- Born: Agustín Cueva Dávila September 23, 1937 Ibarra, Ecuador
- Died: May 1, 1992 (aged 54) Quito, Ecuador
- Occupations: Sociologist and literary critic

= Agustin Cueva =

Ecuadorian author

Agustín Cueva Dávila (Ibarra, September 23, 1937 – Quito, May 1, 1992) was an Ecuadorian Marxist sociologist.

He had great interest in dependency theory and was at the center of many political debates both within Ecuador and throughout Latin America. He received the Essay Award from the Siglo XXI Publishing House for his book El desarrollo del capitalismo en América Latina (1977; The Development of Capitalism in Latin America). In addition to writing many essays on the social, political and cultural issues of South America, Cueva was a professor at the Central University of Ecuador, President of the Latin American Sociological Association, and directed the Graduate Studies Division of the Department of Political and Social Sciences at the National Autonomous University of Mexico.

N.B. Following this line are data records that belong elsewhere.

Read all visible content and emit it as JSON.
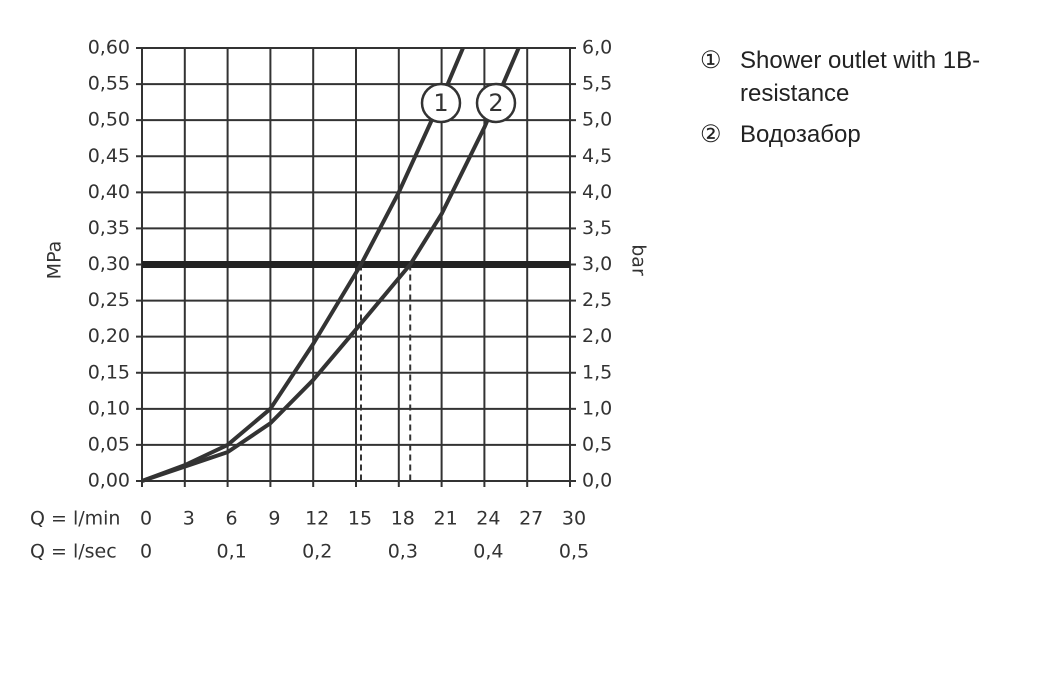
{
  "chart_data": {
    "type": "line",
    "xlabel": "Q = l/min",
    "x2label": "Q = l/sec",
    "ylabel": "MPa",
    "y2label": "bar",
    "xlim": [
      0,
      30
    ],
    "xticks": [
      0,
      3,
      6,
      9,
      12,
      15,
      18,
      21,
      24,
      27,
      30
    ],
    "x2lim": [
      0,
      0.5
    ],
    "x2ticks": [
      0,
      {
        "value": 0.1,
        "label": "0,1"
      },
      {
        "value": 0.2,
        "label": "0,2"
      },
      {
        "value": 0.3,
        "label": "0,3"
      },
      {
        "value": 0.4,
        "label": "0,4"
      },
      {
        "value": 0.5,
        "label": "0,5"
      }
    ],
    "ylim": [
      0,
      0.6
    ],
    "yticks": [
      {
        "value": 0,
        "label": "0,00"
      },
      {
        "value": 0.05,
        "label": "0,05"
      },
      {
        "value": 0.1,
        "label": "0,10"
      },
      {
        "value": 0.15,
        "label": "0,15"
      },
      {
        "value": 0.2,
        "label": "0,20"
      },
      {
        "value": 0.25,
        "label": "0,25"
      },
      {
        "value": 0.3,
        "label": "0,30"
      },
      {
        "value": 0.35,
        "label": "0,35"
      },
      {
        "value": 0.4,
        "label": "0,40"
      },
      {
        "value": 0.45,
        "label": "0,45"
      },
      {
        "value": 0.5,
        "label": "0,50"
      },
      {
        "value": 0.55,
        "label": "0,55"
      },
      {
        "value": 0.6,
        "label": "0,60"
      }
    ],
    "y2lim": [
      0,
      6
    ],
    "y2ticks": [
      {
        "value": 0,
        "label": "0,0"
      },
      {
        "value": 0.5,
        "label": "0,5"
      },
      {
        "value": 1,
        "label": "1,0"
      },
      {
        "value": 1.5,
        "label": "1,5"
      },
      {
        "value": 2,
        "label": "2,0"
      },
      {
        "value": 2.5,
        "label": "2,5"
      },
      {
        "value": 3,
        "label": "3,0"
      },
      {
        "value": 3.5,
        "label": "3,5"
      },
      {
        "value": 4,
        "label": "4,0"
      },
      {
        "value": 4.5,
        "label": "4,5"
      },
      {
        "value": 5,
        "label": "5,0"
      },
      {
        "value": 5.5,
        "label": "5,5"
      },
      {
        "value": 6,
        "label": "6,0"
      }
    ],
    "grid": true,
    "hline": 0.3,
    "vlines": [
      15.35,
      18.8
    ],
    "series": [
      {
        "name": "Shower outlet with 1B-resistance",
        "curve_label": "1",
        "legend_symbol": "①",
        "color": "#333333",
        "x": [
          0,
          3,
          6,
          9,
          12,
          15.35,
          18,
          21,
          22.5
        ],
        "values": [
          0,
          0.022,
          0.05,
          0.1,
          0.19,
          0.3,
          0.4,
          0.53,
          0.6
        ]
      },
      {
        "name": "Водозабор",
        "curve_label": "2",
        "legend_symbol": "②",
        "color": "#333333",
        "x": [
          0,
          3,
          6,
          9,
          12,
          15,
          18.8,
          21,
          24,
          26.4
        ],
        "values": [
          0,
          0.02,
          0.04,
          0.08,
          0.14,
          0.21,
          0.3,
          0.37,
          0.49,
          0.6
        ]
      }
    ]
  }
}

He died of cancer in Quito on May 1, 1992.

==Works==
- Entre la Ira y la Esperanza, 1967.
- Dos estudios literarios, 1968.
- Literatura ecuatoriana, 1968.
- El proceso de dominación política en el Ecuador, 1972.
- El desarrollo del capitalismo en América Latina, 1977.
- Teoría social y procesos políticos en América Latina, 1979.
- Lecturas y rupturas, 1986.
- La teoría marxista, 1987.
- Tiempos conservadores. América Latina y la derechización de Occidente -compilador-, 1987.
- Las democracias restringidas de América Latina en la frontera de los años 90, 1989.
- Literatura y conciencia histórica en América Latina, 1994.